If I Ran ESPN (or Any Other Network Carrying the World Cup) …
When you turn on the TV to watch a World Cup match, it sounds as if it’s being played deep inside a very noisy beehive. You may think your TV is malfunctioning, as some viewers thought at the conclusion of The Sopranos. You may wait for the noise to subside. (It won’t.) Maybe you’ll even change the channel. That’s what I’d be worried about if I were running ESPN, which is carrying the World Cup here. The noise is that distracting, and has brought complaints from fans, players, and viewers. If you care at all about this, you already know that the noise comes from vuvuzelas, the plastic horns that South African fans blow nonstop in the stadium. (Such horns are hardly an African invention, or nuisance: my friends and I used to blow them for our stellar team at Appalachian State University.) You may even know that there is some talk of banning the horns. (Can’t be too hard: they’re not allowed at rugby matches in South Africa.) But if I’m running ESPN, I don’t want to take that chance. I’d send a bunch of interns with sacks of cash inside the stadium to buy up every vuvuzela within earshot. It’s hard to imagine I couldn’t quiet things down for a five-figure sum.

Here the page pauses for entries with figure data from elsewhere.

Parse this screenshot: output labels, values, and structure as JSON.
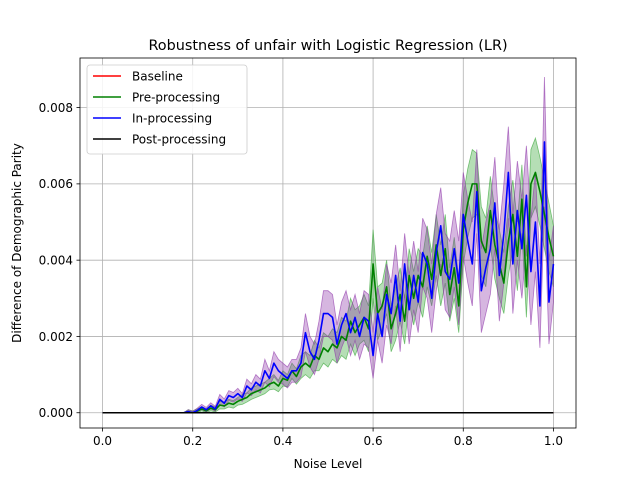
{
  "chart_data": {
    "type": "line",
    "title": "Robustness of unfair with Logistic Regression (LR)",
    "xlabel": "Noise Level",
    "ylabel": "Difference of Demographic Parity",
    "xlim": [
      -0.05,
      1.05
    ],
    "ylim": [
      -0.0004,
      0.0093
    ],
    "grid": true,
    "legend_position": "top-left",
    "x_ticks": [
      0.0,
      0.2,
      0.4,
      0.6,
      0.8,
      1.0
    ],
    "x_tick_labels": [
      "0.0",
      "0.2",
      "0.4",
      "0.6",
      "0.8",
      "1.0"
    ],
    "y_ticks": [
      0.0,
      0.002,
      0.004,
      0.006,
      0.008
    ],
    "y_tick_labels": [
      "0.000",
      "0.002",
      "0.004",
      "0.006",
      "0.008"
    ],
    "x": [
      0.0,
      0.01,
      0.02,
      0.03,
      0.04,
      0.05,
      0.06,
      0.07,
      0.08,
      0.09,
      0.1,
      0.11,
      0.12,
      0.13,
      0.14,
      0.15,
      0.16,
      0.17,
      0.18,
      0.19,
      0.2,
      0.21,
      0.22,
      0.23,
      0.24,
      0.25,
      0.26,
      0.27,
      0.28,
      0.29,
      0.3,
      0.31,
      0.32,
      0.33,
      0.34,
      0.35,
      0.36,
      0.37,
      0.38,
      0.39,
      0.4,
      0.41,
      0.42,
      0.43,
      0.44,
      0.45,
      0.46,
      0.47,
      0.48,
      0.49,
      0.5,
      0.51,
      0.52,
      0.53,
      0.54,
      0.55,
      0.56,
      0.57,
      0.58,
      0.59,
      0.6,
      0.61,
      0.62,
      0.63,
      0.64,
      0.65,
      0.66,
      0.67,
      0.68,
      0.69,
      0.7,
      0.71,
      0.72,
      0.73,
      0.74,
      0.75,
      0.76,
      0.77,
      0.78,
      0.79,
      0.8,
      0.81,
      0.82,
      0.83,
      0.84,
      0.85,
      0.86,
      0.87,
      0.88,
      0.89,
      0.9,
      0.91,
      0.92,
      0.93,
      0.94,
      0.95,
      0.96,
      0.97,
      0.98,
      0.99,
      1.0
    ],
    "series": [
      {
        "name": "Baseline",
        "color": "#ff0000",
        "values": [
          0,
          0,
          0,
          0,
          0,
          0,
          0,
          0,
          0,
          0,
          0,
          0,
          0,
          0,
          0,
          0,
          0,
          0,
          0,
          0,
          0,
          0,
          0,
          0,
          0,
          0,
          0,
          0,
          0,
          0,
          0,
          0,
          0,
          0,
          0,
          0,
          0,
          0,
          0,
          0,
          0,
          0,
          0,
          0,
          0,
          0,
          0,
          0,
          0,
          0,
          0,
          0,
          0,
          0,
          0,
          0,
          0,
          0,
          0,
          0,
          0,
          0,
          0,
          0,
          0,
          0,
          0,
          0,
          0,
          0,
          0,
          0,
          0,
          0,
          0,
          0,
          0,
          0,
          0,
          0,
          0,
          0,
          0,
          0,
          0,
          0,
          0,
          0,
          0,
          0,
          0,
          0,
          0,
          0,
          0,
          0,
          0,
          0,
          0,
          0,
          0
        ]
      },
      {
        "name": "Pre-processing",
        "color": "#008000",
        "band_color": "#2ca02c",
        "values": [
          0,
          0,
          0,
          0,
          0,
          0,
          0,
          0,
          0,
          0,
          0,
          0,
          0,
          0,
          0,
          0,
          0,
          0,
          0,
          3e-05,
          0,
          4e-05,
          0.0001,
          5e-05,
          0.00012,
          8e-05,
          0.0002,
          0.00018,
          0.00025,
          0.00022,
          0.0003,
          0.00035,
          0.0004,
          0.0005,
          0.00055,
          0.0006,
          0.00065,
          0.00075,
          0.0008,
          0.0007,
          0.0009,
          0.00085,
          0.0011,
          0.00095,
          0.0012,
          0.0013,
          0.0012,
          0.0015,
          0.0014,
          0.0017,
          0.0016,
          0.0018,
          0.0017,
          0.002,
          0.0019,
          0.0024,
          0.0021,
          0.0023,
          0.0025,
          0.0022,
          0.0039,
          0.0026,
          0.0028,
          0.0033,
          0.0022,
          0.0026,
          0.0031,
          0.0024,
          0.0036,
          0.003,
          0.0036,
          0.0033,
          0.0041,
          0.0035,
          0.0044,
          0.0036,
          0.0043,
          0.0031,
          0.0038,
          0.0028,
          0.0048,
          0.0055,
          0.006,
          0.006,
          0.0045,
          0.0042,
          0.0053,
          0.0044,
          0.0039,
          0.0034,
          0.0045,
          0.0052,
          0.0041,
          0.0056,
          0.0033,
          0.006,
          0.0063,
          0.0058,
          0.0052,
          0.0046,
          0.0041
        ],
        "lower": [
          0,
          0,
          0,
          0,
          0,
          0,
          0,
          0,
          0,
          0,
          0,
          0,
          0,
          0,
          0,
          0,
          0,
          0,
          0,
          0,
          0,
          0,
          5e-05,
          0,
          5e-05,
          2e-05,
          0.0001,
          0.0001,
          0.00015,
          0.00012,
          0.0002,
          0.00022,
          0.00028,
          0.00035,
          0.0004,
          0.00045,
          0.0005,
          0.0006,
          0.00062,
          0.00055,
          0.0007,
          0.00068,
          0.0009,
          0.00075,
          0.0009,
          0.001,
          0.0009,
          0.0011,
          0.0011,
          0.0013,
          0.0012,
          0.0014,
          0.0013,
          0.0015,
          0.0014,
          0.0018,
          0.0015,
          0.0018,
          0.0019,
          0.0016,
          0.003,
          0.0019,
          0.0022,
          0.0026,
          0.0016,
          0.0019,
          0.0024,
          0.0018,
          0.0029,
          0.0023,
          0.0029,
          0.0025,
          0.0033,
          0.0028,
          0.0036,
          0.0028,
          0.0034,
          0.0024,
          0.003,
          0.0021,
          0.0039,
          0.0046,
          0.0051,
          0.0052,
          0.0036,
          0.0033,
          0.0044,
          0.0035,
          0.003,
          0.0026,
          0.0036,
          0.0043,
          0.0032,
          0.0047,
          0.0025,
          0.0051,
          0.0054,
          0.0049,
          0.0043,
          0.0037,
          0.0033
        ],
        "upper": [
          0,
          0,
          0,
          0,
          0,
          0,
          0,
          0,
          0,
          0,
          0,
          0,
          0,
          0,
          0,
          0,
          0,
          0,
          0,
          8e-05,
          5e-05,
          0.0001,
          0.00016,
          0.0001,
          0.0002,
          0.00015,
          0.0003,
          0.00028,
          0.00035,
          0.00032,
          0.0004,
          0.00048,
          0.00052,
          0.00065,
          0.0007,
          0.00075,
          0.0008,
          0.0009,
          0.001,
          0.00085,
          0.0011,
          0.001,
          0.0013,
          0.00115,
          0.0015,
          0.0016,
          0.0015,
          0.0019,
          0.0017,
          0.0021,
          0.002,
          0.0022,
          0.0021,
          0.0025,
          0.0024,
          0.003,
          0.0027,
          0.0028,
          0.0031,
          0.0028,
          0.0048,
          0.0033,
          0.0034,
          0.004,
          0.0028,
          0.0033,
          0.0038,
          0.003,
          0.0043,
          0.0037,
          0.0043,
          0.0041,
          0.0049,
          0.0042,
          0.0052,
          0.0044,
          0.0052,
          0.0038,
          0.0046,
          0.0035,
          0.0057,
          0.0064,
          0.0069,
          0.0068,
          0.0054,
          0.0051,
          0.0062,
          0.0053,
          0.0048,
          0.0042,
          0.0054,
          0.0061,
          0.005,
          0.0065,
          0.0041,
          0.0069,
          0.0072,
          0.0067,
          0.0061,
          0.0055,
          0.0049
        ]
      },
      {
        "name": "In-processing",
        "color": "#0000ff",
        "band_color": "#8a2ea6",
        "values": [
          0,
          0,
          0,
          0,
          0,
          0,
          0,
          0,
          0,
          0,
          0,
          0,
          0,
          0,
          0,
          0,
          0,
          0,
          0,
          3e-05,
          0,
          6e-05,
          0.00015,
          8e-05,
          0.00018,
          0.0001,
          0.00035,
          0.00025,
          0.00045,
          0.0004,
          0.0005,
          0.0004,
          0.0007,
          0.0006,
          0.0008,
          0.0007,
          0.0011,
          0.0009,
          0.0013,
          0.0011,
          0.001,
          0.0009,
          0.0011,
          0.0011,
          0.0013,
          0.0021,
          0.0016,
          0.0014,
          0.0019,
          0.0026,
          0.0026,
          0.0025,
          0.0018,
          0.0023,
          0.0026,
          0.0021,
          0.0025,
          0.002,
          0.0025,
          0.0024,
          0.0015,
          0.0026,
          0.002,
          0.0031,
          0.0026,
          0.0036,
          0.0024,
          0.0039,
          0.0027,
          0.0036,
          0.0029,
          0.0042,
          0.0039,
          0.003,
          0.0042,
          0.0049,
          0.0037,
          0.0035,
          0.0043,
          0.0034,
          0.0052,
          0.0045,
          0.0039,
          0.0058,
          0.0032,
          0.0038,
          0.0043,
          0.0055,
          0.0036,
          0.0047,
          0.0063,
          0.0039,
          0.0053,
          0.0043,
          0.0057,
          0.0037,
          0.005,
          0.0028,
          0.0071,
          0.0029,
          0.0039
        ],
        "lower": [
          0,
          0,
          0,
          0,
          0,
          0,
          0,
          0,
          0,
          0,
          0,
          0,
          0,
          0,
          0,
          0,
          0,
          0,
          0,
          0,
          0,
          2e-05,
          8e-05,
          2e-05,
          0.0001,
          4e-05,
          0.00022,
          0.00015,
          0.00032,
          0.00028,
          0.00036,
          0.0003,
          0.00052,
          0.00045,
          0.0006,
          0.00052,
          0.0008,
          0.00068,
          0.00095,
          0.0008,
          0.00075,
          0.00065,
          0.0008,
          0.0008,
          0.00095,
          0.0016,
          0.0012,
          0.001,
          0.0014,
          0.002,
          0.002,
          0.0019,
          0.0013,
          0.0017,
          0.002,
          0.0015,
          0.0019,
          0.0014,
          0.0018,
          0.0017,
          0.0009,
          0.0019,
          0.0013,
          0.0023,
          0.0018,
          0.0028,
          0.0016,
          0.0031,
          0.0018,
          0.0027,
          0.0021,
          0.0033,
          0.003,
          0.0021,
          0.0032,
          0.0039,
          0.0027,
          0.0025,
          0.0033,
          0.0023,
          0.0041,
          0.0034,
          0.0028,
          0.0047,
          0.0021,
          0.0026,
          0.0031,
          0.0043,
          0.0024,
          0.0034,
          0.0051,
          0.0026,
          0.004,
          0.003,
          0.0044,
          0.0023,
          0.0037,
          0.0017,
          0.0054,
          0.0018,
          0.0029
        ],
        "upper": [
          0,
          0,
          0,
          0,
          0,
          0,
          0,
          0,
          0,
          0,
          0,
          0,
          0,
          0,
          0,
          0,
          0,
          0,
          0,
          8e-05,
          4e-05,
          0.00012,
          0.00022,
          0.00014,
          0.00026,
          0.00017,
          0.00048,
          0.00036,
          0.00058,
          0.00053,
          0.00064,
          0.0005,
          0.00088,
          0.00076,
          0.001,
          0.00088,
          0.0014,
          0.0011,
          0.0016,
          0.0014,
          0.0013,
          0.0012,
          0.0014,
          0.0014,
          0.0017,
          0.0026,
          0.002,
          0.0018,
          0.0024,
          0.0032,
          0.0032,
          0.0031,
          0.0023,
          0.0029,
          0.0032,
          0.0027,
          0.0031,
          0.0026,
          0.0032,
          0.0031,
          0.0021,
          0.0033,
          0.0027,
          0.0039,
          0.0034,
          0.0044,
          0.0032,
          0.0047,
          0.0036,
          0.0045,
          0.0037,
          0.0051,
          0.0048,
          0.0039,
          0.0052,
          0.0059,
          0.0047,
          0.0045,
          0.0053,
          0.0045,
          0.0063,
          0.0056,
          0.005,
          0.0069,
          0.0043,
          0.005,
          0.0055,
          0.0067,
          0.0048,
          0.006,
          0.0075,
          0.0052,
          0.0066,
          0.0056,
          0.007,
          0.0051,
          0.0063,
          0.0039,
          0.0088,
          0.004,
          0.0049
        ]
      },
      {
        "name": "Post-processing",
        "color": "#000000",
        "values": [
          0,
          0,
          0,
          0,
          0,
          0,
          0,
          0,
          0,
          0,
          0,
          0,
          0,
          0,
          0,
          0,
          0,
          0,
          0,
          0,
          0,
          0,
          0,
          0,
          0,
          0,
          0,
          0,
          0,
          0,
          0,
          0,
          0,
          0,
          0,
          0,
          0,
          0,
          0,
          0,
          0,
          0,
          0,
          0,
          0,
          0,
          0,
          0,
          0,
          0,
          0,
          0,
          0,
          0,
          0,
          0,
          0,
          0,
          0,
          0,
          0,
          0,
          0,
          0,
          0,
          0,
          0,
          0,
          0,
          0,
          0,
          0,
          0,
          0,
          0,
          0,
          0,
          0,
          0,
          0,
          0,
          0,
          0,
          0,
          0,
          0,
          0,
          0,
          0,
          0,
          0,
          0,
          0,
          0,
          0,
          0,
          0,
          0,
          0,
          0,
          0
        ]
      }
    ]
  }
}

Fan noise is a funny thing. I’ve always thought it was strange that basketball fans can do just about anything imaginable to distract an opposing player at the foul line, whereas you can’t make a squeak as a tennis player is about to serve. Is it really so much harder to hit a tennis serve than sink a free throw? I would love to see what the Cameron Crazies could achieve at Wimbledon.